Верунья принесла большую керосиновую лампу со стеклом-колбой и белым эмалированным рефлектором, зажгла ее, подвесила к потолку. На стол, на комнату широко упал красноватый свет. Запахло горелым фитилем, теплым керосином.
— Светильник наших предков, — объяснил Гелий. — С ароматцем.
— А мне нравится, — Иветта запрокинула голову, предовольно сощурилась. — Будто жила когда-то под такой лампой, возле такой печки.
— Недельку самум погуляет, — вернешься снова. Запоешь что-нибудь поприроднее: «Догорай, гори, моя лучина…»
— Ой, давай спросим — есть у них лучины?
— Одурела, бедненькая?
Иветта припала плечом к Авениру, пожаловалась:
— Авен, слышишь? Он ругается.
— Он боится за тебя.
— А я что — малолетняя? Или моя мама меня ему поручила? Я не уйду, пока в Каракумах не побываю.
— Отпрашивайся у нашего старейшины.
— У него? — Иветта потянула Гелия за отросшие волосы, кудряшками падавшие от круглой лысины на воротник джинсовой рубахи. — Кто Геля назначал начальником нашей экспедиции? Я вас пригласила, привела сюда. Я — старейшая. У нас наступил матриархат.

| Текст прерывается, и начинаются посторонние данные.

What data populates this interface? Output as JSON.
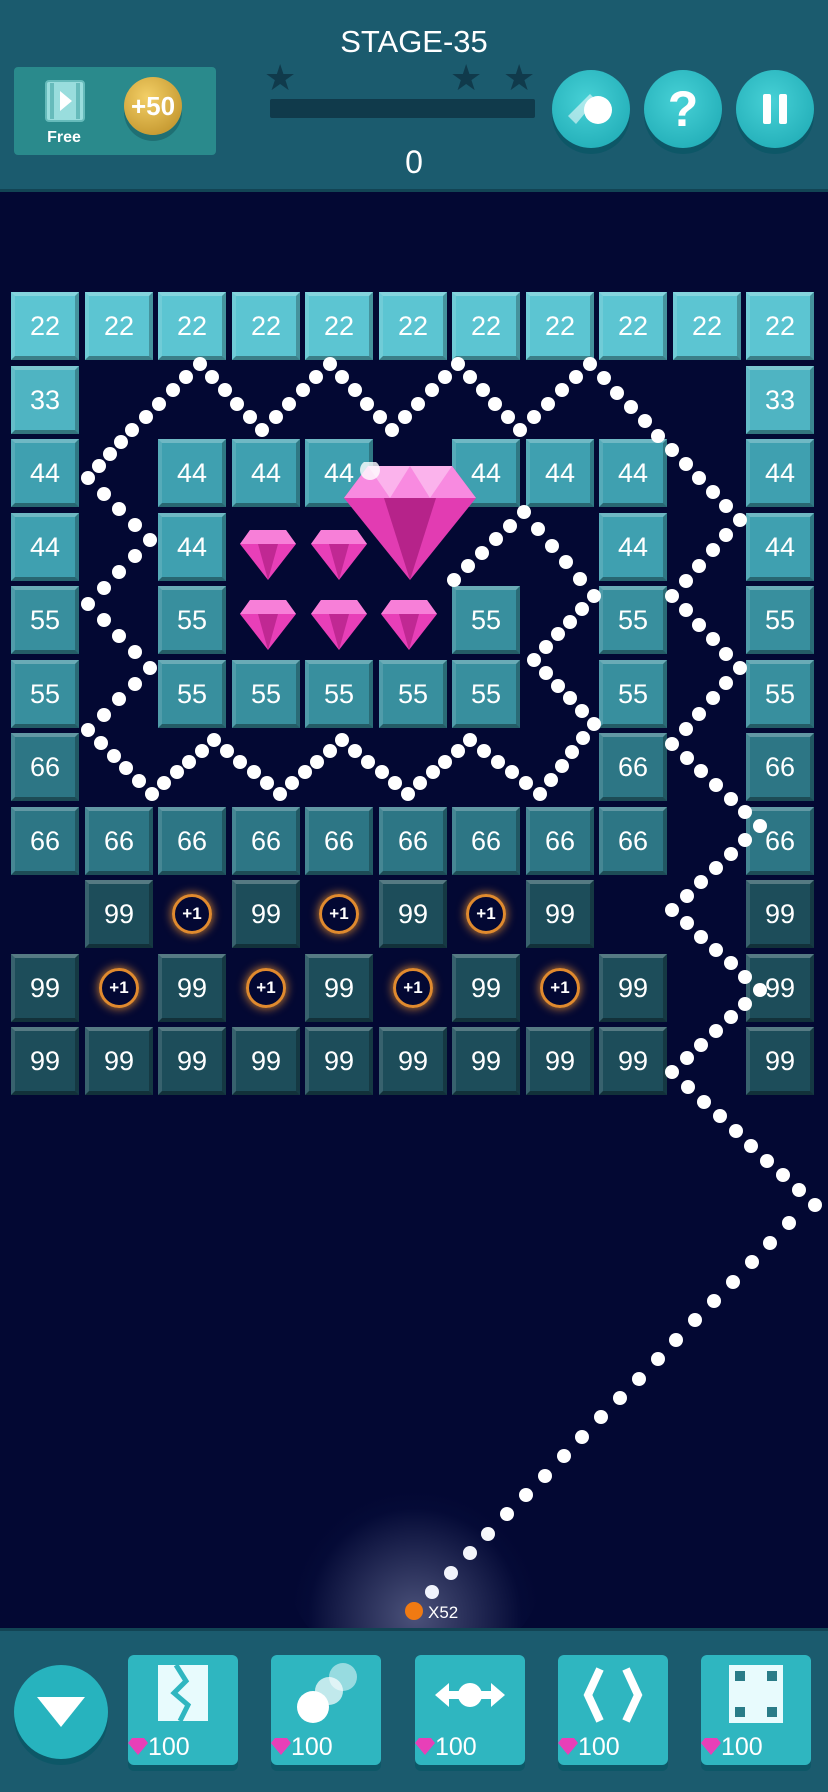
{
  "header": {
    "stage_title": "STAGE-35",
    "score": "0",
    "stars_earned": 0,
    "stars_total": 3,
    "free_video_label": "Free",
    "coin_bonus_label": "+50",
    "buttons": [
      "ball-skin-button",
      "help-button",
      "pause-button"
    ]
  },
  "board": {
    "rows": [
      [
        "22",
        "22",
        "22",
        "22",
        "22",
        "22",
        "22",
        "22",
        "22",
        "22",
        "22"
      ],
      [
        "33",
        "",
        "",
        "",
        "",
        "",
        "",
        "",
        "",
        "",
        "33"
      ],
      [
        "44",
        "",
        "44",
        "44",
        "44",
        "",
        "44",
        "44",
        "44",
        "",
        "44"
      ],
      [
        "44",
        "",
        "44",
        "",
        "",
        "",
        "",
        "",
        "44",
        "",
        "44"
      ],
      [
        "55",
        "",
        "55",
        "",
        "",
        "",
        "55",
        "",
        "55",
        "",
        "55"
      ],
      [
        "55",
        "",
        "55",
        "55",
        "55",
        "55",
        "55",
        "",
        "55",
        "",
        "55"
      ],
      [
        "66",
        "",
        "",
        "",
        "",
        "",
        "",
        "",
        "66",
        "",
        "66"
      ],
      [
        "66",
        "66",
        "66",
        "66",
        "66",
        "66",
        "66",
        "66",
        "66",
        "",
        "66"
      ],
      [
        "",
        "99",
        "+1",
        "99",
        "+1",
        "99",
        "+1",
        "99",
        "",
        "",
        "99"
      ],
      [
        "99",
        "+1",
        "99",
        "+1",
        "99",
        "+1",
        "99",
        "+1",
        "99",
        "",
        "99"
      ],
      [
        "99",
        "99",
        "99",
        "99",
        "99",
        "99",
        "99",
        "99",
        "99",
        "",
        "99"
      ]
    ],
    "colors": {
      "22": "#5cc5d2",
      "33": "#4fb4c2",
      "44": "#3fa0b0",
      "55": "#388f9e",
      "66": "#2d7685",
      "99": "#1d4d5a"
    },
    "plus_label": "+1"
  },
  "launcher": {
    "ball_count_label": "X52"
  },
  "toolbar": {
    "powerups": [
      {
        "name": "break-powerup",
        "cost": "100"
      },
      {
        "name": "multi-ball-powerup",
        "cost": "100"
      },
      {
        "name": "spread-powerup",
        "cost": "100"
      },
      {
        "name": "bounce-walls-powerup",
        "cost": "100"
      },
      {
        "name": "dice-powerup",
        "cost": "100"
      }
    ]
  }
}
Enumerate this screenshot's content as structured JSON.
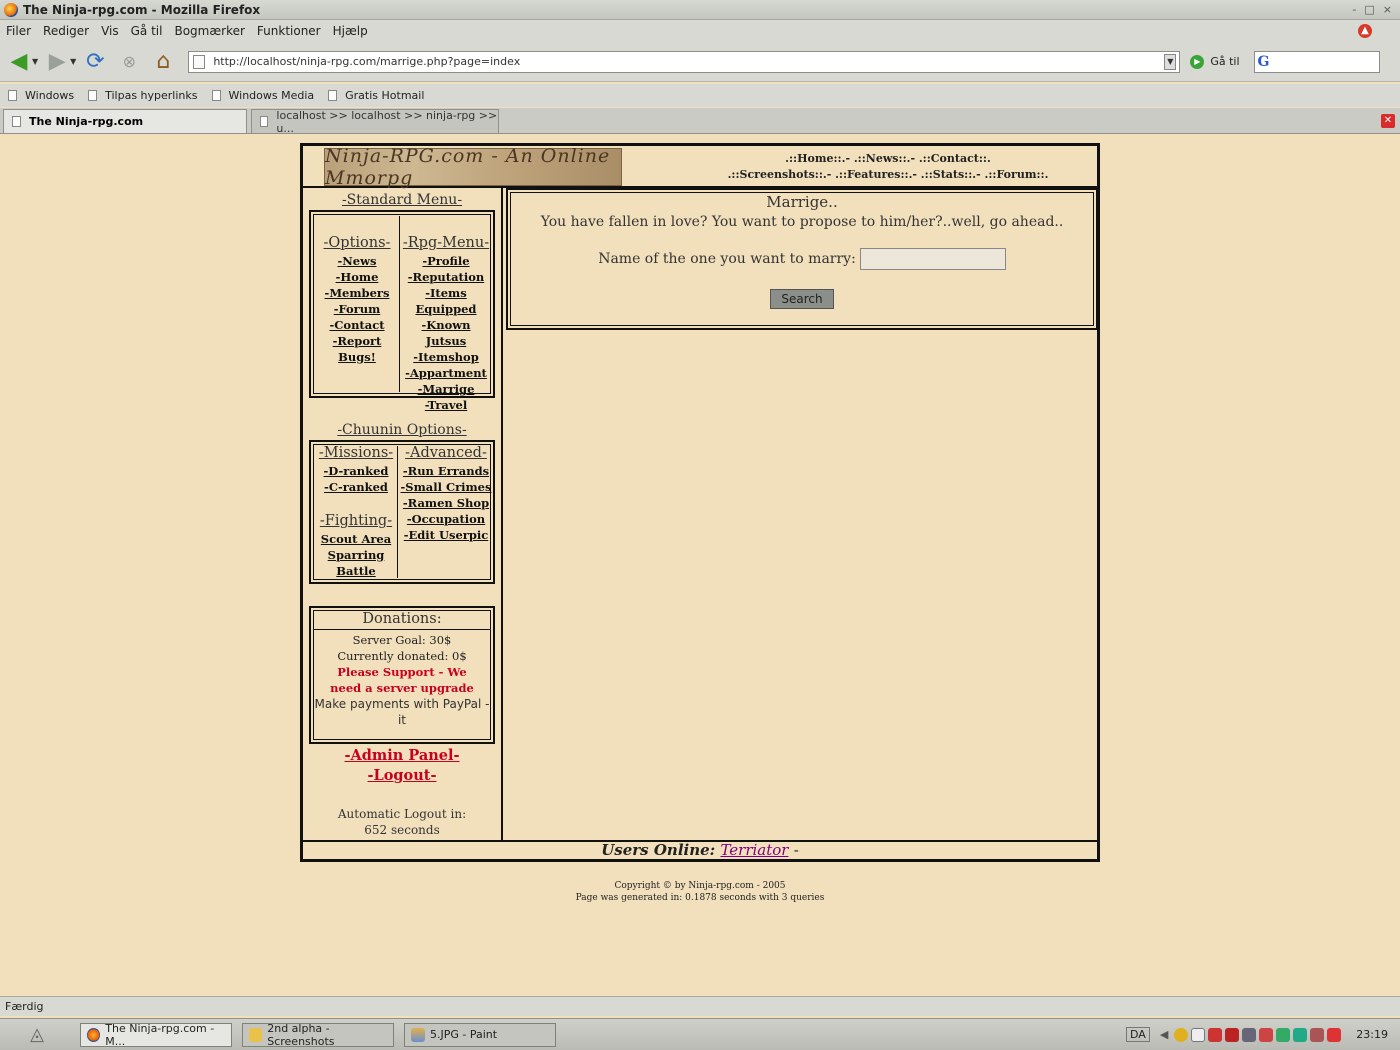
{
  "window": {
    "title": "The Ninja-rpg.com - Mozilla Firefox",
    "controls": [
      "-",
      "□",
      "×"
    ]
  },
  "menubar": [
    "Filer",
    "Rediger",
    "Vis",
    "Gå til",
    "Bogmærker",
    "Funktioner",
    "Hjælp"
  ],
  "toolbar": {
    "url": "http://localhost/ninja-rpg.com/marrige.php?page=index",
    "go_label": "Gå til",
    "search_icon": "G"
  },
  "bookmarks": [
    "Windows",
    "Tilpas hyperlinks",
    "Windows Media",
    "Gratis Hotmail"
  ],
  "tabs": [
    {
      "label": "The Ninja-rpg.com",
      "active": true
    },
    {
      "label": "localhost >> localhost >> ninja-rpg  >> u...",
      "active": false
    }
  ],
  "site": {
    "logo": "Ninja-RPG.com - An Online Mmorpg",
    "nav_line1": ".::Home::.- .::News::.- .::Contact::.",
    "nav_line2": ".::Screenshots::.- .::Features::.- .::Stats::.- .::Forum::.",
    "standard_menu_title": "-Standard Menu-",
    "options_title": "-Options-",
    "options": [
      "-News",
      "-Home",
      "-Members",
      "-Forum",
      "-Contact",
      "-Report Bugs!"
    ],
    "rpg_title": "-Rpg-Menu-",
    "rpg": [
      "-Profile",
      "-Reputation",
      "-Items Equipped",
      "-Known Jutsus",
      "-Itemshop",
      "-Appartment",
      "-Marrige",
      "-Travel"
    ],
    "chuunin_title": "-Chuunin Options-",
    "missions_title": "-Missions-",
    "missions": [
      "-D-ranked",
      "-C-ranked"
    ],
    "fighting_title": "-Fighting-",
    "fighting": [
      "Scout Area",
      "Sparring",
      "Battle"
    ],
    "advanced_title": "-Advanced-",
    "advanced": [
      "-Run Errands",
      "-Small Crimes",
      "-Ramen Shop",
      "-Occupation",
      "-Edit Userpic"
    ],
    "donations": {
      "title": "Donations:",
      "goal": "Server Goal: 30$",
      "donated": "Currently donated: 0$",
      "support": "Please Support - We need a server upgrade",
      "paypal": "Make payments with PayPal - it"
    },
    "admin_panel": "-Admin Panel-",
    "logout": "-Logout-",
    "auto_logout_label": "Automatic Logout in:",
    "auto_logout_value": "652 seconds",
    "main": {
      "title": "Marrige..",
      "intro": "You have fallen in love? You want to propose to him/her?..well, go ahead..",
      "name_label": "Name of the one you want to marry:",
      "name_value": "",
      "search_button": "Search"
    },
    "users_online_label": "Users Online:",
    "users_online_user": "Terriator",
    "users_online_suffix": "-"
  },
  "copyright": {
    "line1": "Copyright © by Ninja-rpg.com - 2005",
    "line2": "Page was generated in: 0.1878 seconds with 3 queries"
  },
  "statusbar": {
    "text": "Færdig"
  },
  "taskbar": {
    "tasks": [
      {
        "label": "The Ninja-rpg.com - M...",
        "active": true
      },
      {
        "label": "2nd alpha - Screenshots",
        "active": false
      },
      {
        "label": "5.JPG - Paint",
        "active": false
      }
    ],
    "lang": "DA",
    "clock": "23:19"
  },
  "colors": {
    "page_bg": "#f2e0bd",
    "admin_red": "#c8001e",
    "user_link": "#800080",
    "chrome": "#d8d9d3"
  }
}
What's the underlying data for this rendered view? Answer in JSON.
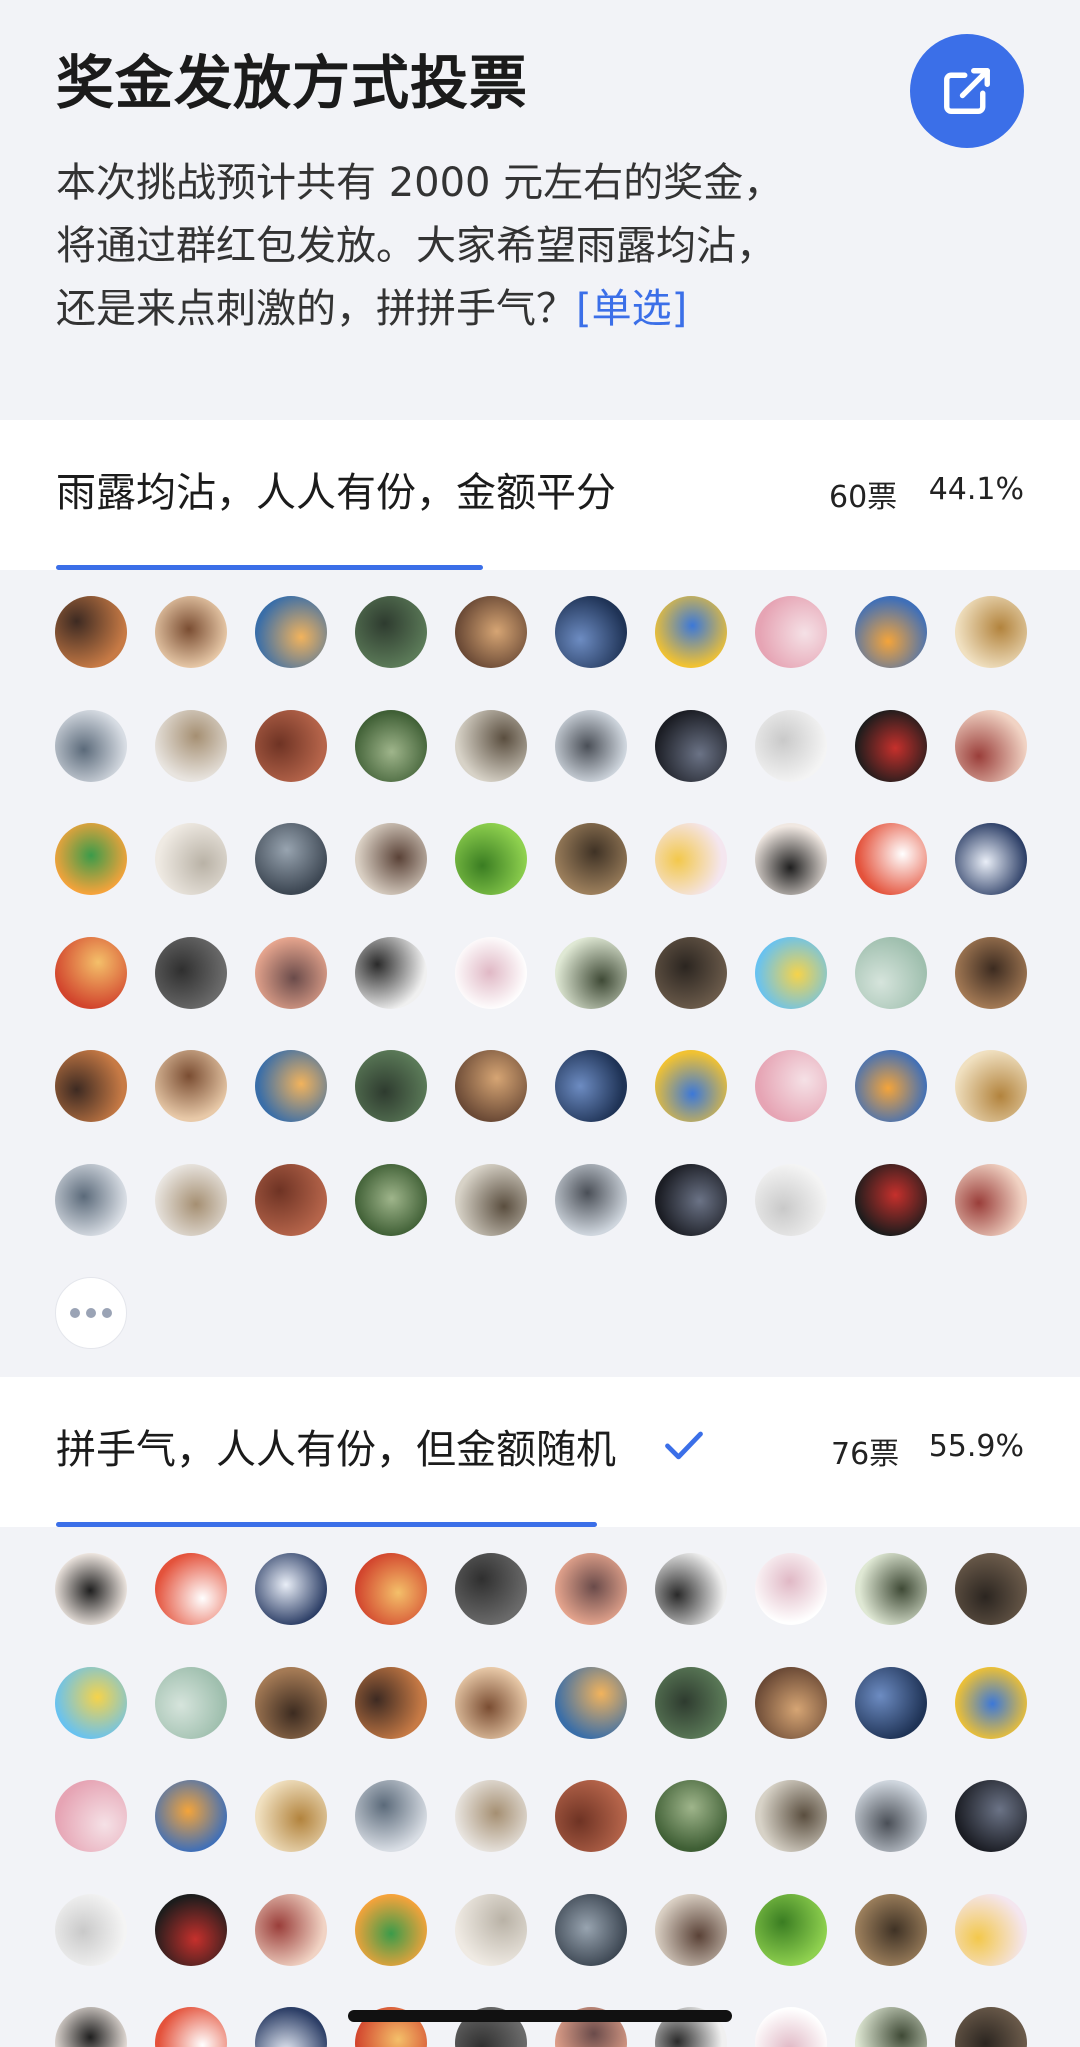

Гелий мотнул головой, немного отстранился, карий глаз нервно блеснул, щеточка усов растянулась в иронической усмешке.
— Стихнет самум — сразу уйдем. Все. Обсуждать не собираюсь.
— Да-а?.. — поразилась Иветта, и тонкие дуги бровей, которые она не забыла подкрасить, вспрыгнули к небрежно подрезанной челке, уменьшив до узенькой полоски лоб, словно Иветта решила думать, негодовать лишь своей чистейшей и беспечальной зеленью глаз. Она уже нашла какие-то слова для Гелия, но вошел Матвей Гуртов, крепко притворив дверь, сказал, полуслепо озирая мирную тишь своего дома (лицо, одежда были серыми от пыли):
— Если-т к утру не уймется-т, погорит огород.
Верунья подлила в рукомойник воды, вынесла ему свежее полотенце, проговорила негромко, для него же:
— Этот уймется. У этого силы мало.
— Хорошо, полить успели, — отозвался Леня.
— А мы помидоры подвязали, — сказала Маруся.
На минуту гуртовики отделились своими житейскими заботами от городских гостей, стало неловко тем и другим; это чутко уловил старейшина, прошел к столу, уселся неспешно, отпил кваса, приподнял разрешающе руку:
— Играйте. Гореваньем беде-т не поможешь.
Леня быстренько взял гармонь-полубаян, сияющий медными и серебряными бляшками, с колокольцами на правой верхней планке, не инструмент — лошадка разнаряженная, объявил скороговорочкой:
— Лирико-сатирические частушки, воспевающие и критикующие славных жителей Седьмого Гурта. Начну по старшинству.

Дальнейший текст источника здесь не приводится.